Süddeutsche Zeitung

"Bravo" und "Apotheken Umschau":Viel zu tun für Dr. Sommer

"Apotheken Umschau" und "Bravo" werden 66. und feiern gemeinsam mit einer "Rentner-Bravo". Ein Blick ins Heft

Von Cornelius Pollmer

Mancher Witz wird irgendwann Wirklichkeit und zum Club gehört ab Ende dieser Woche ein Magazinchen mit dem schönen Titel "Rentner-Bravo". Die Begriffspaarung war lange eine spöttische Zuschreibung für Deutschlands führendes Aua-, Ächz- und Knirsch-Fachblatt - die Apotheken Umschau. Die Wirklichkeit besteht nun in einer einmaligen tatsächlichen Bravo für Senioren sowie andere Erwachsene als Teil der nächsten Umschau und ist hauptsächlich, jedoch nicht nur, ein PR-Ereignis anlässlich des 66. Geburtstages beider Zeitschriften in diesem Jahr.

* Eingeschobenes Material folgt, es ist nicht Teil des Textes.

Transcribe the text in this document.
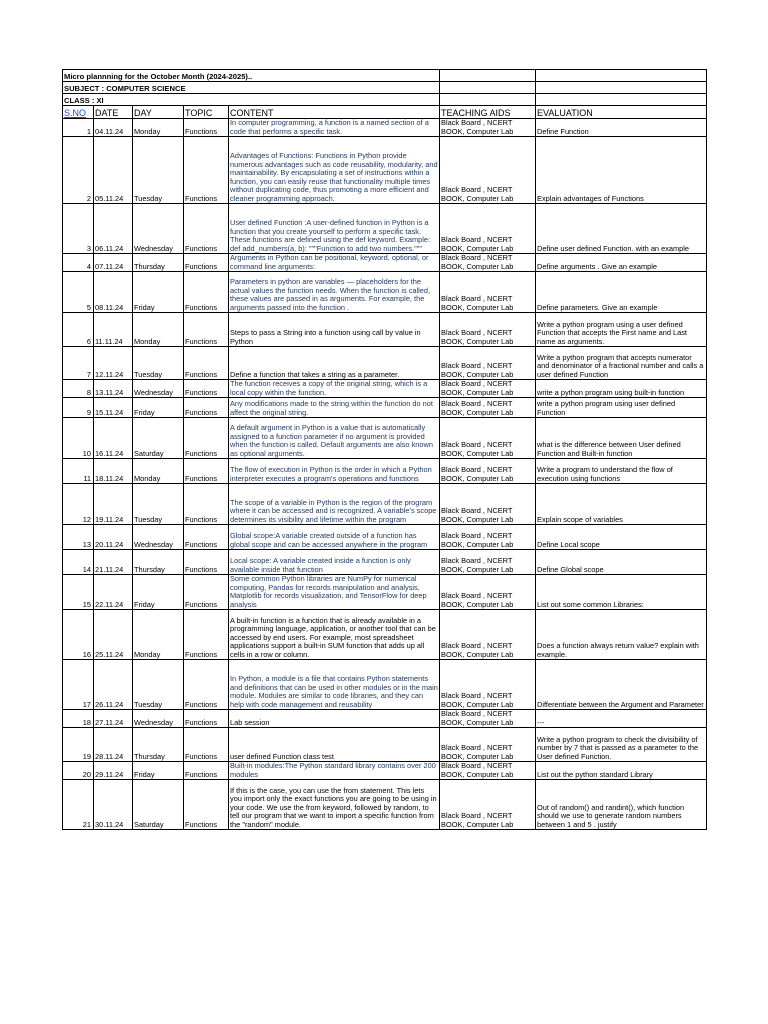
Micro plannning for the October Month (2024-2025)..						
SUBJECT : COMPUTER SCIENCE						
CLASS : XI						
S.NO	DATE	DAY	TOPIC	CONTENT	TEACHING AIDS	EVALUATION
1	04.11.24	Monday	Functions	In computer programming, a function is a named section of a code that performs a specific task.	Black Board , NCERT BOOK, Computer Lab	Define Function
2	05.11.24	Tuesday	Functions	Advantages of Functions: Functions in Python provide numerous advantages such as code reusability, modularity, and maintainability. By encapsulating a set of instructions within a function, you can easily reuse that functionality multiple times without duplicating code, thus promoting a more efficient and cleaner programming approach.	Black Board , NCERT BOOK, Computer Lab	Explain advantages of Functions
3	06.11.24	Wednesday	Functions	User defined Function :A user-defined function in Python is a function that you create yourself to perform a specific task. These functions are defined using the def keyword. Example: def add_numbers(a, b): """Function to add two numbers."""	Black Board , NCERT BOOK, Computer Lab	Define user defined Function. with an example
4	07.11.24	Thursday	Functions	Arguments in Python can be positional, keyword, optional, or command line arguments:	Black Board , NCERT BOOK, Computer Lab	Define arguments . Give an example
5	08.11.24	Friday	Functions	Parameters in python are variables — placeholders for the actual values the function needs. When the function is called, these values are passed in as arguments. For example, the arguments passed into the function .	Black Board , NCERT BOOK, Computer Lab	Define parameters. Give an example
6	11.11.24	Monday	Functions	Steps to pass a String into a function using call by value in Python	Black Board , NCERT BOOK, Computer Lab	Write a python program using a user defined Function that accepts the First name and Last name as arguments.
7	12.11.24	Tuesday	Functions	Define a function that takes a string as a parameter.	Black Board , NCERT BOOK, Computer Lab	Write a python program that accepts numerator and denominator of a fractional number and calls a user defined Function
8	13.11.24	Wednesday	Functions	The function receives a copy of the original string, which is a local copy within the function.	Black Board , NCERT BOOK, Computer Lab	write a python program using built-in function
9	15.11.24	Friday	Functions	Any modifications made to the string within the function do not affect the original string.	Black Board , NCERT BOOK, Computer Lab	write a python program using user defined Function
10	16.11.24	Saturday	Functions	A default argument in Python is a value that is automatically assigned to a function parameter if no argument is provided when the function is called. Default arguments are also known as optional arguments.	Black Board , NCERT BOOK, Computer Lab	what is the difference between User defined Function and Built-in function
11	18.11.24	Monday	Functions	The flow of execution in Python is the order in which a Python interpreter executes a program's operations and functions	Black Board , NCERT BOOK, Computer Lab	Write a program to understand the flow of execution using functions
12	19.11.24	Tuesday	Functions	The scope of a variable in Python is the region of the program where it can be accessed and is recognized. A variable's scope determines its visibility and lifetime within the program	Black Board , NCERT BOOK, Computer Lab	Explain scope of variables
13	20.11.24	Wednesday	Functions	Global scope:A variable created outside of a function has global scope and can be accessed anywhere in the program	Black Board , NCERT BOOK, Computer Lab	Define Local scope
14	21.11.24	Thursday	Functions	Local scope: A variable created inside a function is only available inside that function	Black Board , NCERT BOOK, Computer Lab	Define Global scope
15	22.11.24	Friday	Functions	Some common Python libraries are NumPy for numerical computing, Pandas for records manipulation and analysis, Matplotlib for records visualization, and TensorFlow for deep analysis	Black Board , NCERT BOOK, Computer Lab	List out some common Libraries:
16	25.11.24	Monday	Functions	A built-in function is a function that is already available in a programming language, application, or another tool that can be accessed by end users. For example, most spreadsheet applications support a built-in SUM function that adds up all cells in a row or column.	Black Board , NCERT BOOK, Computer Lab	Does a function always return value? explain with example.
17	26.11.24	Tuesday	Functions	In Python, a module is a file that contains Python statements and definitions that can be used in other modules or in the main module. Modules are similar to code libraries, and they can help with code management and reusability	Black Board , NCERT BOOK, Computer Lab	Differentiate between the Argument and Parameter
18	27.11.24	Wednesday	Functions	Lab session	Black Board , NCERT BOOK, Computer Lab	---
19	28.11.24	Thursday	Functions	user defined Function class test	Black Board , NCERT BOOK, Computer Lab	Write a python program to check the divisibility of number by 7 that is passed as a parameter to the User defined Function.
20	29.11.24	Friday	Functions	Built-in modules:The Python standard library contains over 200 modules	Black Board , NCERT BOOK, Computer Lab	List out the python standard Library
21	30.11.24	Saturday	Functions	If this is the case, you can use the from statement. This lets you import only the exact functions you are going to be using in your code. We use the from keyword, followed by random, to tell our program that we want to import a specific function from the "random" module.	Black Board , NCERT BOOK, Computer Lab	Out of random() and randint(), which function should we use to generate random numbers between 1 and 5 . justify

Auf fünf Doppelseiten plus Titel geht es zur Sache, vorne drauf steht der Schriftzug Bravo sogar im originalen Satz, "mit freundlicher Genehmigung ... der Heinrich Bauer Verlag KG". Mehr denn je stellt sich für die folgende Blattkritik natürlich die Frage, ob man es bei diesem Produkt überhaupt mit einem Widerspruch zu tun hat, mit einer Überdosis Oxymoron forte. Oder ob der Hybrid "Renter-Bravo" nicht eher in die Kategorie dieser cremigen Animationen aus der Eiswerbung gehört, wo grobe Salzkörner in klebrigem Karamell einschlagen und knackfrische, feinsäuerliche Beeren von weißer Schokolade sanft gebunden werden - wo also nur scheinbare Gegensätze sehr schlüssig aufgelöst werden und man sich hinterher an den Kopf fasst, weil man nicht glauben kann, dass da vorher keiner drauf gekommen war.

Alles dabei: Foto-Love-Story und eine Startschnitt-ähnliche Doppelseite "Virus-VIPS"

Eindeutig letzteres. Dieses kleine Heft steckt voller Liebe, die erste große Portion davon bekommt in der "(Traubenzucker-)süßen Foto-Love-Story" eine Single-Lady namens Ingrid ab, deren sehr anstrengendes Selbstdarsteller-Date Dieter ihr nicht mal einen Schluck von seiner Cola abgeben will. Die drohende Unterzuckerung wendet der am Nachbartisch in tatkräftiger Bereitschaft wartende Apotheker Peter ab, indem er eine Tüte Gummibärchen aus der Innentasche seines Jacketts zaubert. Tags drauf trifft man sich wieder, in der Apotheke notiert Peter seine Telefonnummer auf einem Exemplar der Umschau und dazu als Packungsbeilage den Satz "Würde mich freuen!" Das letzte Bild zeigt Ingrid und Peter mit verliebten Blicken, eindeutige Prognose: weitere gemeinsame Verstoffwechslungen nicht ausgeschlossen.

Auf die anschließende Starschnitt-ähnliche Doppelseite über die "Virus-VIPs" der Pandemie folgt die Sprechstunde von Dr. Sommer und wird zum Highlight, gerade weil hier der Spaß kurz aufhört. "Sigrun, 53" blickt im Angebots-Wirrwarr der Gleitgele auf Wasser-, Silikon-, und Ölbasis nicht mehr durch, "Georg, 58" wendet sich mit offener Ratlosigkeit seine Frau betreffend an die Redaktion: "Sie glaubt, ich will sie nicht mehr". Was hier passiert, auf und zwischen den Zeilen, ist schlicht sehr entspannter Service-Journalismus für Menschen, die auch den inneren Frühling nach wie vor schätzen.

Von dort ist der Weg nicht weit zum abschließenden Interview mit Marianne Koch, heute Autorin, früher unter anderem Ärztin und Kolumnistin der Apotheken Umschau. Koch ist soeben 90 geworden und strahlt voller Lebensmut. Wobei selbst sie zugestehen muss, der 90. sei "ein blöder Geburtstag. Der hat schon eine andere Dimension als der 80."!